Mais ils te voient boire presque tous les jours.
À la maison.
En vacances.
Lors d'une randonnée.
Au restaurant.
Lors d'un barbecue.
Pour fêter quelque chose.
Pour te détendre.
La drogue qu'ils voient le plus...
C'est en fait celle que tu consommes.
Ils voient les verres devenir normaux.
Ils voient les excuses.
Ils voient les conséquences.
Ils voient les lendemains difficiles.
Ils voient parfois les disputes.
La plupart des personnes dépendantes que tu juges ont commencé exactement comme toi : un verre entre amis, un apéro, une bouteille pour fêter quelque chose.

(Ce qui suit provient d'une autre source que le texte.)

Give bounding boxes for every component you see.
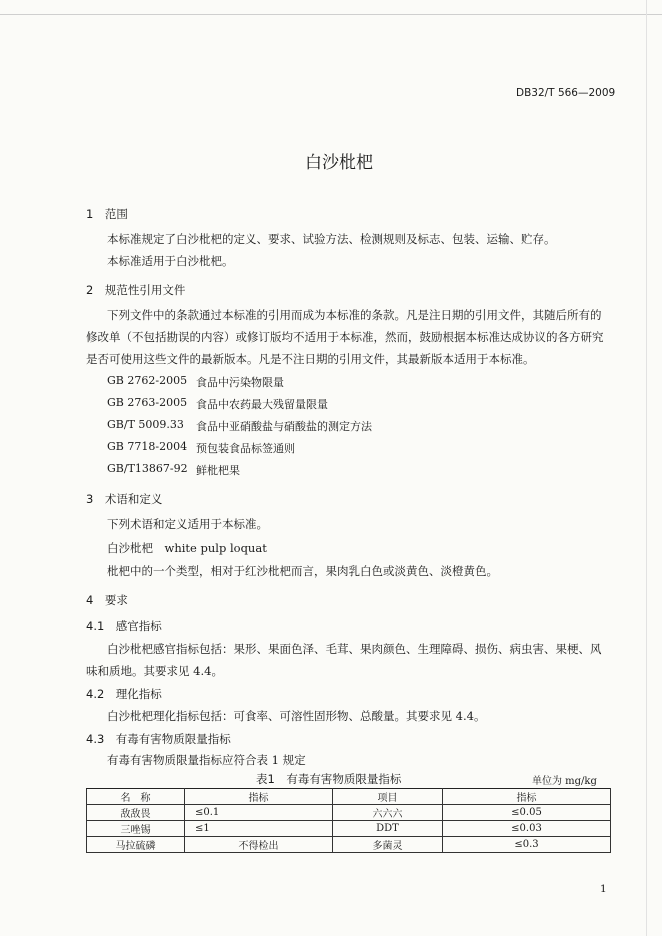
table-cell: 敌敌畏 [87, 805, 185, 821]
reference-title: 鲜枇杷果 [196, 464, 240, 477]
table-cell: 不得检出 [185, 837, 333, 853]
section-4-3-paragraph: 有毒有害物质限量指标应符合表 1 规定 [107, 753, 306, 767]
reference-item [107, 418, 507, 432]
top-edge-line [0, 14, 662, 15]
right-edge-line [646, 0, 647, 936]
reference-title: 预包装食品标签通则 [196, 442, 295, 455]
section-4-1-line-1: 白沙枇杷感官指标包括：果形、果面色泽、毛茸、果肉颜色、生理障碍、损伤、病虫害、果梗、风 [107, 642, 602, 656]
section-3-paragraph: 下列术语和定义适用于本标准。 [107, 517, 268, 531]
section-1-heading: 1 范围 [86, 207, 128, 221]
section-2-line-3: 是否可使用这些文件的最新版本。凡是不注日期的引用文件，其最新版本适用于本标准。 [86, 352, 535, 366]
section-4-heading: 4 要求 [86, 593, 128, 607]
section-4-2-heading: 4.2 理化指标 [86, 687, 162, 701]
section-2-line-1: 下列文件中的条款通过本标准的引用而成为本标准的条款。凡是注日期的引用文件，其随后所有的 [107, 308, 602, 322]
section-4-1-line-2: 味和质地。其要求见 4.4。 [86, 664, 223, 678]
column-header: 指标 [443, 789, 611, 805]
document-title: 白沙枇杷 [305, 153, 373, 173]
table-cell: 马拉硫磷 [87, 837, 185, 853]
standard-code: DB32/T 566—2009 [516, 87, 616, 99]
section-4-1-heading: 4.1 感官指标 [86, 619, 162, 633]
table-cell: ≤0.05 [443, 805, 611, 821]
column-header: 指标 [185, 789, 333, 805]
table-cell: 多菌灵 [333, 837, 443, 853]
reference-title: 食品中农药最大残留量限量 [196, 398, 328, 411]
section-1-paragraph-1: 本标准规定了白沙枇杷的定义、要求、试验方法、检测规则及标志、包装、运输、贮存。 [107, 232, 556, 246]
page-number: 1 [600, 883, 607, 895]
reference-item [107, 462, 507, 476]
table-caption: 表1 有毒有害物质限量指标 [256, 772, 402, 786]
reference-code: GB/T13867-92 [107, 462, 188, 475]
reference-item [107, 374, 507, 388]
reference-title: 食品中亚硝酸盐与硝酸盐的测定方法 [196, 420, 372, 433]
reference-code: GB 2762-2005 [107, 374, 188, 387]
table-cell: ≤0.3 [443, 837, 611, 853]
table-row [87, 837, 611, 853]
section-2-line-2: 修改单（不包括勘误的内容）或修订版均不适用于本标准，然而，鼓励根据本标准达成协议的各方研究 [86, 330, 604, 344]
table-row [87, 805, 611, 821]
table-cell: ≤0.03 [443, 821, 611, 837]
section-1-paragraph-2: 本标准适用于白沙枇杷。 [107, 254, 234, 268]
column-header: 项目 [333, 789, 443, 805]
reference-item [107, 396, 507, 410]
reference-code: GB/T 5009.33 [107, 418, 184, 431]
reference-code: GB 7718-2004 [107, 440, 188, 453]
table-header-row [87, 789, 611, 805]
table-cell: ≤0.1 [185, 805, 333, 821]
toxic-substance-limits-table [86, 788, 611, 853]
term-entry: 白沙枇杷 white pulp loquat [107, 541, 267, 555]
table-cell: DDT [333, 821, 443, 837]
reference-code: GB 2763-2005 [107, 396, 188, 409]
term-definition: 枇杷中的一个类型，相对于红沙枇杷而言，果肉乳白色或淡黄色、淡橙黄色。 [107, 564, 498, 578]
section-4-3-heading: 4.3 有毒有害物质限量指标 [86, 732, 231, 746]
column-header: 名 称 [87, 789, 185, 805]
table-unit: 单位为 mg/kg [532, 776, 597, 787]
reference-item [107, 440, 507, 454]
table-cell: 三唑锡 [87, 821, 185, 837]
table-cell: ≤1 [185, 821, 333, 837]
reference-title: 食品中污染物限量 [196, 376, 284, 389]
section-2-heading: 2 规范性引用文件 [86, 283, 186, 297]
section-4-2-paragraph: 白沙枇杷理化指标包括：可食率、可溶性固形物、总酸量。其要求见 4.4。 [107, 709, 486, 723]
table-row [87, 821, 611, 837]
section-3-heading: 3 术语和定义 [86, 492, 163, 506]
table-cell: 六六六 [333, 805, 443, 821]
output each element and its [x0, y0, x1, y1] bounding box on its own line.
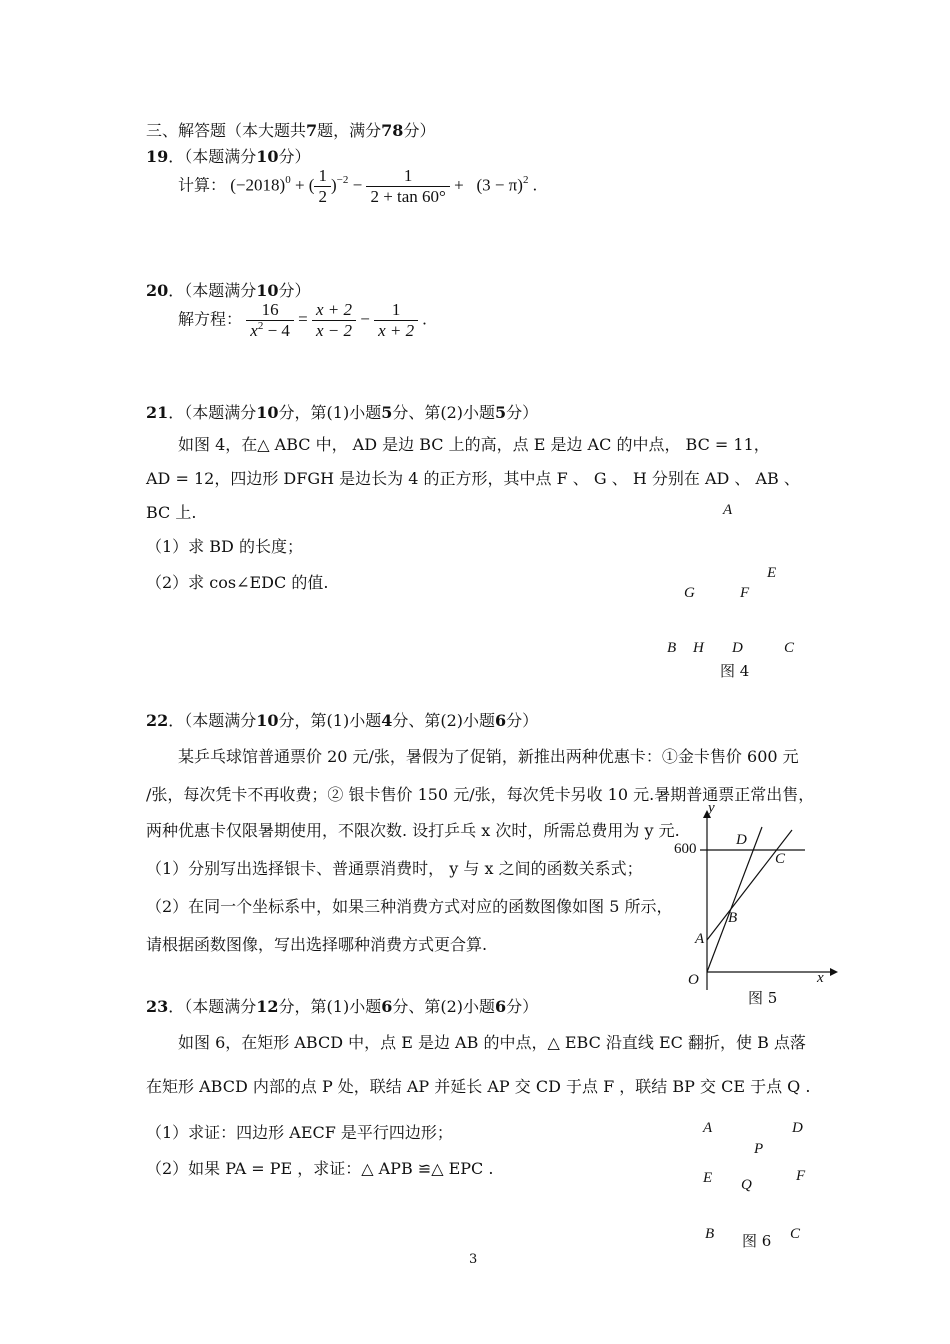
q19-half-fraction: $\frac{1}{2}$: [314, 166, 331, 207]
q19-header: 19．（本题满分10分）: [146, 147, 311, 166]
fig6-label-b: B: [705, 1226, 715, 1242]
q23-text-line2: 在矩形 ABCD 内部的点 P 处，联结 AP 并延长 AP 交 CD 于点 F ，联结 BP 交 CE 于点 Q .: [146, 1077, 811, 1096]
q22-header: 22．（本题满分10分，第(1)小题4分、第(2)小题6分）: [146, 711, 539, 730]
fig5-label-b: B: [728, 910, 738, 926]
fig4-label-d: D: [732, 640, 743, 656]
q20-equation: 解方程： $\frac{16}{x^2 - 4}$ = $\frac{x + 2}{x - 2}$ − $\frac{1}{x + 2}$ .: [178, 300, 427, 340]
q20-fraction-2: $\frac{x + 2}{x - 2}$: [312, 300, 356, 341]
q22-part2: （2）在同一个坐标系中，如果三种消费方式对应的函数图像如图 5 所示，: [146, 897, 673, 916]
q21-text-line2: AD = 12，四边形 DFGH 是边长为 4 的正方形，其中点 F 、 G 、 H 分别在 AD 、 AB 、: [146, 469, 800, 488]
fig4-label-g: G: [684, 585, 695, 601]
q23-text-line1: 如图 6，在矩形 ABCD 中，点 E 是边 AB 的中点，△ EBC 沿直线 EC 翻折，使 B 点落: [178, 1033, 806, 1052]
fig6-label-d: D: [792, 1120, 803, 1136]
q19-tan-fraction: $\frac{1}{2 + \tan 60^\circ}$: [366, 166, 449, 207]
page-number: 3: [469, 1252, 478, 1267]
q20-fraction-1: $\frac{16}{x^2 - 4}$: [246, 300, 294, 341]
fig5-x-arrow: [830, 968, 838, 976]
fig6-label-c: C: [790, 1226, 801, 1242]
q22-part3: 请根据函数图像，写出选择哪种消费方式更合算.: [146, 935, 488, 954]
fig6-label-a: A: [703, 1120, 713, 1136]
figure-5-graph: [660, 800, 850, 990]
fig6-label-f: F: [796, 1168, 806, 1184]
q23-part2: （2）如果 PA = PE ，求证：△ APB ≌△ EPC .: [146, 1159, 494, 1178]
fig5-label-x: x: [817, 970, 824, 986]
fig6-label-e: E: [703, 1170, 713, 1186]
q21-header: 21．（本题满分10分，第(1)小题5分、第(2)小题5分）: [146, 403, 539, 422]
fig5-label-o: O: [688, 972, 699, 988]
q19-expression: 计算： $(-2018)^0$ + ( $\frac{1}{2}$ )$^{-2}$ − $\frac{1}{2 + \tan 60^\circ}$ + $(3 - \pi)^2$ .: [178, 166, 537, 206]
fig4-label-c: C: [784, 640, 795, 656]
fig4-caption: 图 4: [720, 662, 750, 680]
fig6-label-p: P: [754, 1141, 764, 1157]
q22-text-line1: 某乒乓球馆普通票价 20 元/张，暑假为了促销，新推出两种优惠卡：①金卡售价 600 元: [178, 747, 799, 766]
fig5-label-y: y: [708, 800, 715, 816]
q21-part2: （2）求 cos∠EDC 的值.: [146, 573, 329, 592]
q21-text-line1: 如图 4，在△ ABC 中， AD 是边 BC 上的高，点 E 是边 AC 的中点， BC = 11，: [178, 435, 770, 454]
fig5-silver-card-line: [707, 830, 792, 940]
q22-part1: （1）分别写出选择银卡、普通票消费时， y 与 x 之间的函数关系式；: [146, 859, 643, 878]
q21-part1: （1）求 BD 的长度；: [146, 537, 303, 556]
q22-text-line3: 两种优惠卡仅限暑期使用，不限次数. 设打乒乓 x 次时，所需总费用为 y 元.: [146, 821, 680, 840]
section-heading: 三、解答题（本大题共7题，满分78分）: [146, 121, 436, 140]
fig6-label-q: Q: [741, 1177, 752, 1193]
q23-part1: （1）求证：四边形 AECF 是平行四边形；: [146, 1123, 453, 1142]
fig5-label-c: C: [775, 851, 786, 867]
fig5-caption: 图 5: [748, 989, 778, 1007]
fig5-label-600: 600: [674, 841, 697, 857]
fig5-label-a: A: [695, 931, 705, 947]
fig5-regular-ticket-line: [707, 827, 762, 972]
q22-text-line2: /张，每次凭卡不再收费；② 银卡售价 150 元/张，每次凭卡另收 10 元.暑期普通票正常出售，: [146, 785, 815, 804]
q21-text-line3: BC 上.: [146, 503, 197, 522]
fig5-label-d: D: [736, 832, 747, 848]
fig4-label-b: B: [667, 640, 677, 656]
fig4-label-e: E: [767, 565, 777, 581]
fig4-label-f: F: [740, 585, 750, 601]
fig4-label-a: A: [723, 502, 733, 518]
q20-fraction-3: $\frac{1}{x + 2}$: [374, 300, 418, 341]
fig6-caption: 图 6: [742, 1232, 772, 1250]
fig4-label-h: H: [693, 640, 704, 656]
q23-header: 23．（本题满分12分，第(1)小题6分、第(2)小题6分）: [146, 997, 539, 1016]
q20-header: 20．（本题满分10分）: [146, 281, 311, 300]
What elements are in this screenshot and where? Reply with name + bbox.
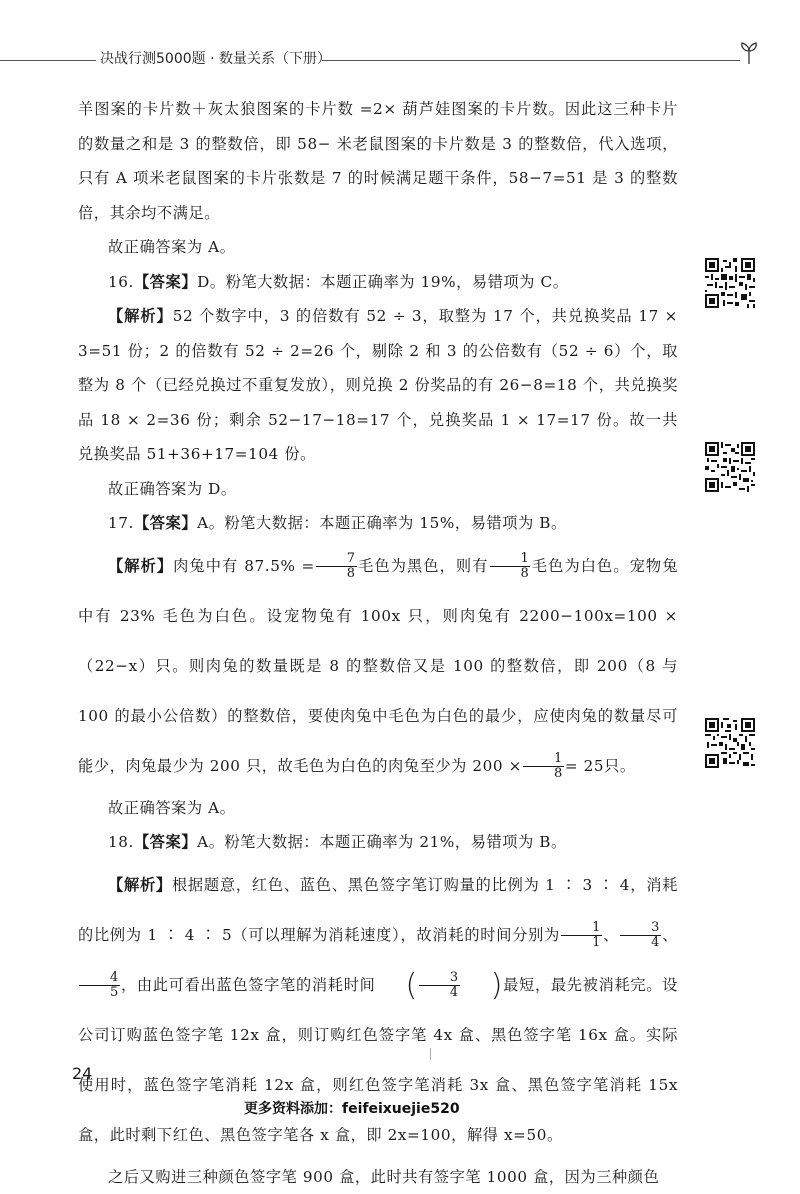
q16-conclusion: 故正确答案为 D。 — [78, 472, 678, 507]
fraction-numerator: 1 — [561, 921, 602, 936]
q17-analysis-tag: 【解析】 — [108, 557, 173, 575]
fraction-numerator: 3 — [419, 971, 460, 986]
fraction-denominator: 1 — [561, 936, 602, 950]
fraction — [79, 971, 120, 999]
q17-answer — [78, 506, 678, 541]
header-rule-right — [322, 60, 740, 61]
page-number: 24 — [72, 1064, 92, 1083]
q16-analysis — [78, 299, 678, 472]
fraction-denominator: 8 — [490, 567, 531, 581]
page-content — [78, 92, 678, 1194]
q16-answer — [78, 265, 678, 300]
q16-answer-tag: 【答案】 — [134, 273, 197, 291]
q18-separator: 、 — [662, 926, 678, 944]
header-rule-left — [0, 60, 96, 61]
q18-number: 18. — [108, 833, 134, 851]
fraction — [316, 552, 357, 580]
qr-code-icon[interactable] — [705, 718, 755, 768]
q18-answer — [78, 825, 678, 860]
q17-text-a: 肉兔中有 87.5% = — [173, 557, 315, 575]
fraction-numerator: 1 — [490, 552, 531, 567]
fraction-numerator: 3 — [620, 921, 661, 936]
intro-paragraph: 羊图案的卡片数＋灰太狼图案的卡片数 =2× 葫芦娃图案的卡片数。因此这三种卡片的数量之和是 3 的整数倍，即 58− 米老鼠图案的卡片数是 3 的整数倍，代入选项，只有 A 项米老鼠图案的卡片张数是 7 的时候满足题干条件，58−7=51 是 3 的整数倍，其余均不满足。 — [78, 92, 678, 230]
q18-text-b: ，由此可看出蓝色签字笔的消耗时间 — [121, 976, 376, 994]
sprout-icon — [736, 40, 762, 66]
fraction — [523, 752, 564, 780]
q18-analysis-tag: 【解析】 — [108, 876, 172, 894]
q17-text-c: 毛色为白色。宠物兔中有 23% 毛色为白色。设宠物兔有 100x 只，则肉兔有 2200−100x=100 ×（22−x）只。则肉兔的数量既是 8 的整数倍又是 100 的整数倍，即 200（8 与 100 的最小公倍数）的整数倍，要使肉兔中毛色为白色的最少，应使肉兔的数量尽可能少，肉兔最少为 200 只，故毛色为白色的肉兔至少为 200 × — [78, 557, 678, 775]
q18-paragraph-2: 之后又购进三种颜色签字笔 900 盒，此时共有签字笔 1000 盒，因为三种颜色 — [78, 1160, 678, 1194]
q17-analysis — [78, 541, 678, 791]
fraction-numerator: 4 — [79, 971, 120, 986]
q16-analysis-tag: 【解析】 — [108, 307, 173, 325]
footer-note: 更多资料添加：feifeixuejie520 — [244, 1098, 460, 1118]
fraction — [490, 552, 531, 580]
fraction-denominator: 8 — [523, 767, 564, 781]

Les personnes dépendantes que tu critiques dans la rue font exactement la même chose : Elles consomment une drogue.
Et si tu penses que le problème, c'est la violence, rappelle-toi le nombre de bagarres, d'agressions, de violences conjugales ou d'accidents dans lesquels l'alcool est impliqué.
La différence, c'est que leur consommation se voit.
Elles n'ont plus les codes qui rendent leur dépendance socialement acceptable.
Ce qui dérange notre société, ce n'est pas toujours la drogue.
C'est souvent l'image de celui qui la consomme.
Pendant qu'on détourne le regard devant une personne dépendante dans la rue, on lève son verre devant ses enfants.
Et c'est peut-être ça, la plus grande contradiction.